I think part of it is that I don't have a job yet and so I've kind of lost my purpose. I've just drawn up a weekly schedule for myself which involves lots of exercise and I am volunteering at a charity one day a week. But I can't sleep properly so i am exhausted and don;t feel like doing exercise and it's just making everything worse.


I am sure I am not the only one to have gone through this so any wise words from forumites would be very gratefully received. I know in time we will both settle time but at the moment I know I am not supporting her properly. It seem so silly as I thought life would be so easy when she went to school!


susypx

I recognise how you feel, I always feel melancholy in September even though my children are older than yours and I should have got use to it by now. Although I have an interesting and flexible job, nothing is as fulfilling as parenting and when they go back I feel Ive lost my purpose and I miss them. I found it particularly hard when my yougest started and I was in the empty house. God knows what I'll be like when they start to leave home!


For me, it does pass, and by half term I slip into the old rhythm of the days and things feel better. In the end I consider this pain the flipside of the luck I have in enjoying my children so much, and that helps me make sense of it.

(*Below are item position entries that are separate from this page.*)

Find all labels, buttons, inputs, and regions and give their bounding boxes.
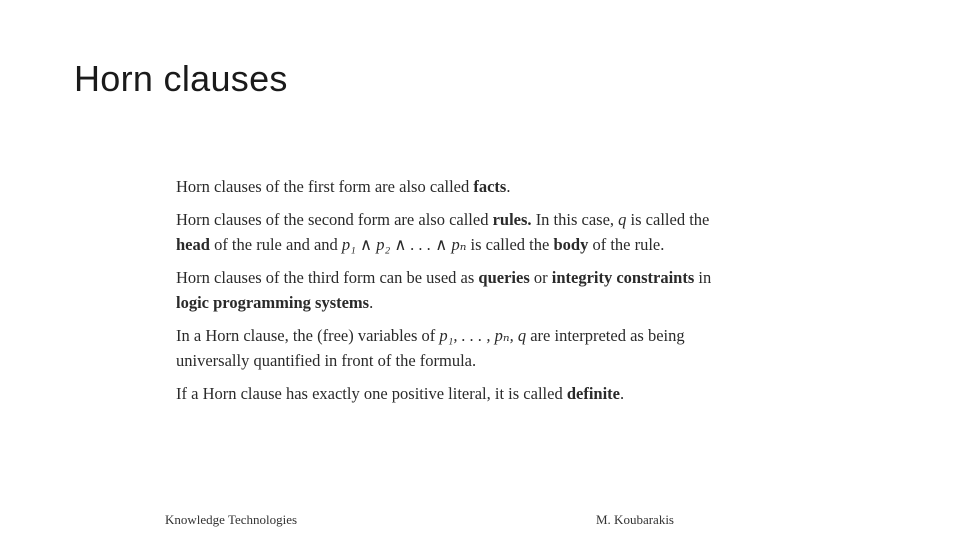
term-integrity-constraints: integrity constraints xyxy=(551,268,695,287)
term-head: head xyxy=(176,235,210,254)
slide-title: Horn clauses xyxy=(74,58,288,99)
text: of the rule. xyxy=(588,235,665,254)
text: or xyxy=(529,268,552,287)
text: In a Horn clause, the (free) variables of xyxy=(176,326,440,345)
text: . xyxy=(369,293,374,312)
text: Horn clauses of the third form can be used as xyxy=(176,268,479,287)
term-rules: rules. xyxy=(492,210,532,229)
paragraph-rules xyxy=(176,207,721,257)
footer-author: M. Koubarakis xyxy=(596,512,674,527)
math-body-formula: p₁ ∧ p₂ ∧ . . . ∧ pₙ xyxy=(341,235,467,254)
text: Horn clauses of the first form are also called xyxy=(176,177,474,196)
text: If a Horn clause has exactly one positive literal, it is called xyxy=(176,384,567,403)
text: of the rule and and xyxy=(209,235,342,254)
term-queries: queries xyxy=(478,268,530,287)
math-q: q xyxy=(618,210,627,229)
text: In this case, xyxy=(531,210,619,229)
paragraph-definite xyxy=(176,381,721,406)
paragraph-variables xyxy=(176,323,721,373)
math-variables: p₁, . . . , pₙ, q xyxy=(439,326,527,345)
term-body: body xyxy=(553,235,589,254)
text: is called the xyxy=(626,210,710,229)
term-definite: definite xyxy=(566,384,620,403)
paragraph-facts xyxy=(176,174,721,199)
text: . xyxy=(506,177,511,196)
text: are interpreted as being universally quantified in front of the formula. xyxy=(176,326,685,370)
footer-course: Knowledge Technologies xyxy=(165,512,298,527)
term-facts: facts xyxy=(473,177,507,196)
text: is called the xyxy=(466,235,554,254)
paragraph-queries xyxy=(176,265,721,315)
term-logic-programming: logic programming systems xyxy=(176,293,370,312)
slide-content xyxy=(176,174,721,414)
text: Horn clauses of the second form are also called xyxy=(176,210,493,229)
text: in xyxy=(694,268,712,287)
text: . xyxy=(620,384,625,403)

It sounds as though you are entertaining lots of changes as regards work and parenting and these can be difficult to manage, and if it doesnt pass soon Im sure talking it over with someone would help get you back to your usual self.



Good luck, and dont be too hard on yourself.

Hi susyp it'a totally understandable to me that you would feel like that, my daughter is only 19 months so still a long way before we go through this change, but I'm sure I will feel many of the feelings you do about that emotional shift, not to mention the practical change of routine, the sense of a lack of purpose when every minute has been mapped out all day every day for years.

Sorry I can't offer anything much in terms of wise words, sure the mums who have school age children will be able to offer good advice, just wanted to say how normal and understandable what you're describing sounds and that I'm sure it won't continue to feel this odd, and you'll acclimatise to the change and feel less sad when it becomes more 'normal' for your daughter to be gone for those hours every day.

xx

Thanks for kind words - well I've got through the day - and my daughter has come out happy as larry so I can't really hope for anything better. I'm going to try and make myself do something every morning, be it swimming or shopping, just to get over the initial sense of sadness, then I should be ok in the afternoons.